# CatFish Kayaking in the Rain.



## CatHunter (Dec 31, 2008)

I have had an itch for some fresh fish, but I got my boat all freshly painted and looking nice to sell so I didn’t want to get it dirty, so I decided to take the ol Kayak out last night with the rain coat for a few hours down at one of my super-secret creeks. I knew for a fact this creek had channels and Flatheads but last night I discovered it’s got blue cats as well. Very nice temperatures last night, almost 70 degrees in February at 9pm.


Using cut mullet and less than a dozen small live baits I ended up catching 4 flatheads and one blue cat in less than 3 hours before the rain got to annoying . This creek is only about 2 feet deep in most places; I have been channel catfishing the deep holes 5-8 feet all summer long, some trips we would catch 30 channel cats a piece in these holes. Strange thing is I did not catch any channel cats last night.

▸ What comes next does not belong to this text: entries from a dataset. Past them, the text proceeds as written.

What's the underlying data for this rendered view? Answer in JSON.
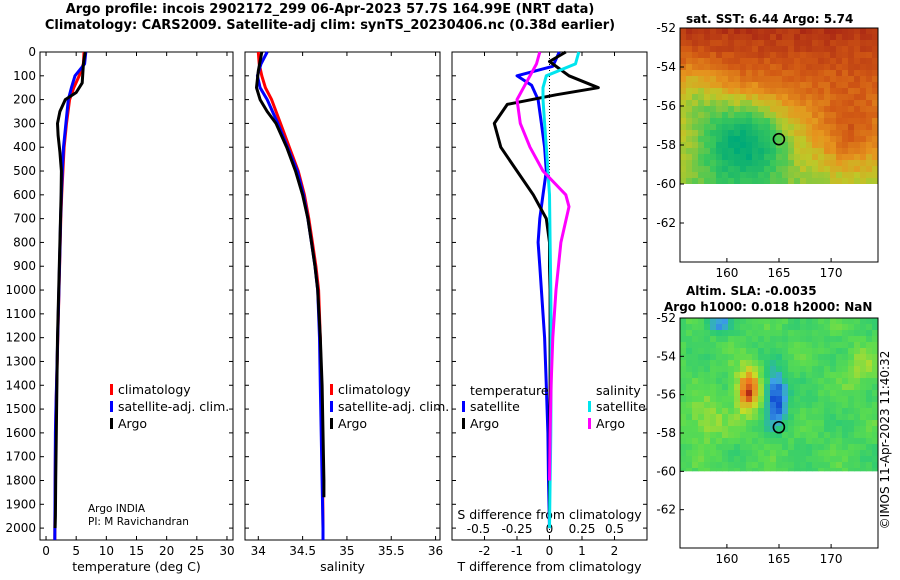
{
  "header": {
    "line1": "Argo profile: incois 2902172_299 06-Apr-2023 57.7S 164.99E (NRT data)",
    "line2": "Climatology: CARS2009. Satellite-adj clim: synTS_20230406.nc (0.38d earlier)"
  },
  "colors": {
    "climatology": "#ff0000",
    "satellite": "#0000ff",
    "argo": "#000000",
    "salinity_diff_clim": "#ff00ff",
    "salinity_diff_sat": "#00e5ee"
  },
  "pi_note": {
    "line1": "Argo INDIA",
    "line2": "PI: M Ravichandran"
  },
  "watermark": "©IMOS 11-Apr-2023 11:40:32",
  "chart_data": [
    {
      "type": "line",
      "id": "temperature",
      "xlabel": "temperature (deg C)",
      "ylabel": "",
      "xlim": [
        -1,
        31
      ],
      "ylim": [
        2050,
        0
      ],
      "xticks": [
        0,
        5,
        10,
        15,
        20,
        25,
        30
      ],
      "yticks": [
        0,
        100,
        200,
        300,
        400,
        500,
        600,
        700,
        800,
        900,
        1000,
        1100,
        1200,
        1300,
        1400,
        1500,
        1600,
        1700,
        1800,
        1900,
        2000
      ],
      "legend": [
        "climatology",
        "satellite-adj. clim.",
        "Argo"
      ],
      "series": [
        {
          "name": "climatology",
          "color": "#ff0000",
          "x": [
            6.3,
            6.2,
            5.5,
            4.6,
            3.9,
            3.4,
            3.0,
            2.8,
            2.6,
            2.45,
            2.35,
            2.25,
            2.15,
            2.05,
            1.95,
            1.85,
            1.75,
            1.65,
            1.58,
            1.52,
            1.45
          ],
          "y": [
            0,
            50,
            100,
            150,
            200,
            300,
            400,
            500,
            600,
            700,
            800,
            900,
            1000,
            1100,
            1200,
            1300,
            1400,
            1500,
            1600,
            1800,
            2050
          ]
        },
        {
          "name": "satellite-adj. clim.",
          "color": "#0000ff",
          "x": [
            6.6,
            6.4,
            4.8,
            4.2,
            3.7,
            3.3,
            2.9,
            2.7,
            2.55,
            2.42,
            2.33,
            2.23,
            2.13,
            2.03,
            1.93,
            1.83,
            1.73,
            1.63,
            1.56,
            1.5,
            1.45
          ],
          "y": [
            0,
            50,
            100,
            150,
            200,
            300,
            400,
            500,
            600,
            700,
            800,
            900,
            1000,
            1100,
            1200,
            1300,
            1400,
            1500,
            1600,
            1800,
            2050
          ]
        },
        {
          "name": "Argo",
          "color": "#000000",
          "x": [
            6.5,
            6.2,
            6.0,
            5.0,
            3.2,
            2.3,
            1.9,
            2.0,
            2.3,
            2.55,
            2.5,
            2.4,
            2.3,
            2.2,
            2.1,
            2.0,
            1.9,
            1.8,
            1.7,
            1.6,
            1.55,
            1.5
          ],
          "y": [
            0,
            50,
            130,
            170,
            200,
            250,
            300,
            350,
            420,
            500,
            600,
            700,
            800,
            900,
            1000,
            1100,
            1200,
            1400,
            1600,
            1800,
            1950,
            2000
          ]
        }
      ]
    },
    {
      "type": "line",
      "id": "salinity",
      "xlabel": "salinity",
      "ylabel": "",
      "xlim": [
        33.85,
        36.05
      ],
      "ylim": [
        2050,
        0
      ],
      "xticks": [
        34,
        34.5,
        35,
        35.5,
        36
      ],
      "xtick_labels": [
        "34",
        "34.5",
        "35",
        "35.5",
        "36"
      ],
      "legend": [
        "climatology",
        "satellite-adj. clim.",
        "Argo"
      ],
      "series": [
        {
          "name": "climatology",
          "color": "#ff0000",
          "x": [
            34.0,
            34.01,
            34.04,
            34.08,
            34.15,
            34.25,
            34.35,
            34.45,
            34.52,
            34.57,
            34.61,
            34.65,
            34.68,
            34.7,
            34.71,
            34.72,
            34.725,
            34.73,
            34.73
          ],
          "y": [
            0,
            50,
            100,
            150,
            200,
            300,
            400,
            500,
            600,
            700,
            800,
            900,
            1000,
            1200,
            1400,
            1600,
            1800,
            2000,
            2050
          ]
        },
        {
          "name": "satellite-adj. clim.",
          "color": "#0000ff",
          "x": [
            34.1,
            34.03,
            33.99,
            34.02,
            34.1,
            34.22,
            34.33,
            34.44,
            34.51,
            34.56,
            34.6,
            34.64,
            34.67,
            34.69,
            34.7,
            34.71,
            34.72,
            34.73,
            34.73
          ],
          "y": [
            0,
            50,
            100,
            150,
            200,
            300,
            400,
            500,
            600,
            700,
            800,
            900,
            1000,
            1200,
            1400,
            1600,
            1800,
            2000,
            2050
          ]
        },
        {
          "name": "Argo",
          "color": "#000000",
          "x": [
            34.04,
            34.0,
            33.98,
            34.02,
            34.1,
            34.2,
            34.32,
            34.42,
            34.5,
            34.56,
            34.6,
            34.64,
            34.67,
            34.7,
            34.72,
            34.73,
            34.74,
            34.74
          ],
          "y": [
            0,
            80,
            150,
            200,
            250,
            300,
            400,
            500,
            600,
            700,
            800,
            900,
            1000,
            1200,
            1400,
            1600,
            1800,
            1870
          ]
        }
      ]
    },
    {
      "type": "line",
      "id": "difference",
      "xlabel": "T difference from climatology",
      "top_xlabel": "S difference from climatology",
      "xlim": [
        -3,
        3
      ],
      "ylim": [
        2050,
        0
      ],
      "xticks": [
        -2,
        -1,
        0,
        1,
        2
      ],
      "top_xticks": [
        -2,
        -1,
        0,
        1,
        2
      ],
      "top_xtick_labels": [
        "-0.5",
        "-0.25",
        "0",
        "0.25",
        "0.5"
      ],
      "legend_temperature_title": "temperature",
      "legend_salinity_title": "salinity",
      "legend_temperature": [
        "satellite",
        "Argo"
      ],
      "legend_salinity": [
        "satellite",
        "Argo"
      ],
      "series": [
        {
          "name": "T satellite",
          "color": "#0000ff",
          "x": [
            0.3,
            0.1,
            -1.0,
            -0.55,
            -0.35,
            -0.25,
            -0.15,
            -0.1,
            -0.2,
            -0.3,
            -0.35,
            -0.3,
            -0.25,
            -0.2,
            -0.15,
            -0.1,
            -0.05,
            -0.03,
            0.0
          ],
          "y": [
            0,
            60,
            100,
            140,
            200,
            300,
            400,
            500,
            600,
            700,
            800,
            900,
            1000,
            1100,
            1200,
            1400,
            1600,
            1800,
            2000
          ]
        },
        {
          "name": "T Argo",
          "color": "#000000",
          "x": [
            0.5,
            0.0,
            0.6,
            1.5,
            0.2,
            -1.3,
            -1.7,
            -1.5,
            -1.0,
            -0.5,
            -0.1,
            0.0,
            0.0,
            0.02,
            0.02,
            0.02,
            0.01,
            0.0,
            0.0
          ],
          "y": [
            0,
            40,
            100,
            150,
            180,
            220,
            300,
            400,
            500,
            600,
            700,
            800,
            900,
            1000,
            1200,
            1400,
            1600,
            1800,
            1950
          ]
        },
        {
          "name": "S satellite",
          "color": "#00e5ee",
          "x": [
            0.9,
            0.8,
            -0.1,
            -0.2,
            -0.2,
            -0.15,
            -0.1,
            -0.05,
            0.0,
            0.02,
            0.04,
            0.05,
            0.05,
            0.04,
            0.03,
            0.02,
            0.01,
            0.0
          ],
          "y": [
            0,
            50,
            100,
            150,
            200,
            300,
            400,
            500,
            600,
            800,
            1000,
            1200,
            1400,
            1600,
            1700,
            1800,
            1900,
            2000
          ]
        },
        {
          "name": "S Argo",
          "color": "#ff00ff",
          "x": [
            -0.3,
            -0.4,
            -0.6,
            -1.0,
            -0.9,
            -0.6,
            -0.2,
            0.5,
            0.6,
            0.35,
            0.2,
            0.1,
            0.05,
            0.02,
            0.0
          ],
          "y": [
            0,
            50,
            100,
            200,
            300,
            400,
            500,
            600,
            650,
            800,
            1000,
            1200,
            1400,
            1600,
            1800
          ]
        }
      ]
    },
    {
      "type": "heatmap",
      "id": "sst_map",
      "title": "sat. SST: 6.44 Argo: 5.74",
      "xticks": [
        160,
        165,
        170
      ],
      "yticks": [
        -52,
        -54,
        -56,
        -58,
        -60,
        -62
      ],
      "xlim": [
        155.5,
        174.5
      ],
      "ylim": [
        -64,
        -52
      ],
      "marker": {
        "lon": 164.99,
        "lat": -57.7
      }
    },
    {
      "type": "heatmap",
      "id": "sla_map",
      "title_line1": "Altim. SLA: -0.0035",
      "title_line2": "Argo h1000: 0.018 h2000: NaN",
      "xticks": [
        160,
        165,
        170
      ],
      "yticks": [
        -52,
        -54,
        -56,
        -58,
        -60,
        -62
      ],
      "xlim": [
        155.5,
        174.5
      ],
      "ylim": [
        -64,
        -52
      ],
      "marker": {
        "lon": 164.99,
        "lat": -57.7
      }
    }
  ]
}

Generally I let everything go I catch in this creek and I think that’s what makes it such a great fishery is that nobody, I mean Nobody fishes it because it looks to shallow. 
All in all it was a good couple of hours, the big flathead was 12lbs and the blue was right at 8lbs.


----------



## tips n tails (Mar 2, 2011)

Nice catch CH!


----------



## rufus1138 (Oct 29, 2012)

CH i gotta get up with you on some of this river brackish and river fishing, i can do the bay but anywhere near a rivermouth area and i cant catch anything, idk what im doing wrong. the gf and i need a tutorial for brackish and fresh water around here bad.


----------



## CatHunter (Dec 31, 2008)

Here is a channel cat clip from the creek, I got this guy and many others a few weeks ago. Most of the cats are hefty in the creek averaging over 5lbs even the channel cats.
http://www.youtube.com/watch?feature=player_embedded&v=xQbN5jjLD-k


----------



## CatHunter (Dec 31, 2008)

rufus1138 said:


> CH i gotta get up with you on some of this river brackish and river fishing, i can do the bay but anywhere near a rivermouth area and i cant catch anything, idk what im doing wrong. the gf and i need a tutorial for brackish and fresh water around here bad.



Kayaking or boating?


----------



## skiff89_jr (Apr 1, 2011)

You beat me to it to catch a flat off of a kayak. I WANNA GO FOR A SLEIGH RIDE!!!!!!!!!!!!!


----------



## rufus1138 (Oct 29, 2012)

yakking


----------



## murfpcola (Aug 28, 2012)

You say you are selling your boat, what kind of boat are you replacing it with?


----------



## CatHunter (Dec 31, 2008)

murfpcola said:


> You say you are selling your boat, what kind of boat are you replacing it with?


Big Boy 22-24 foot Sea Ark


----------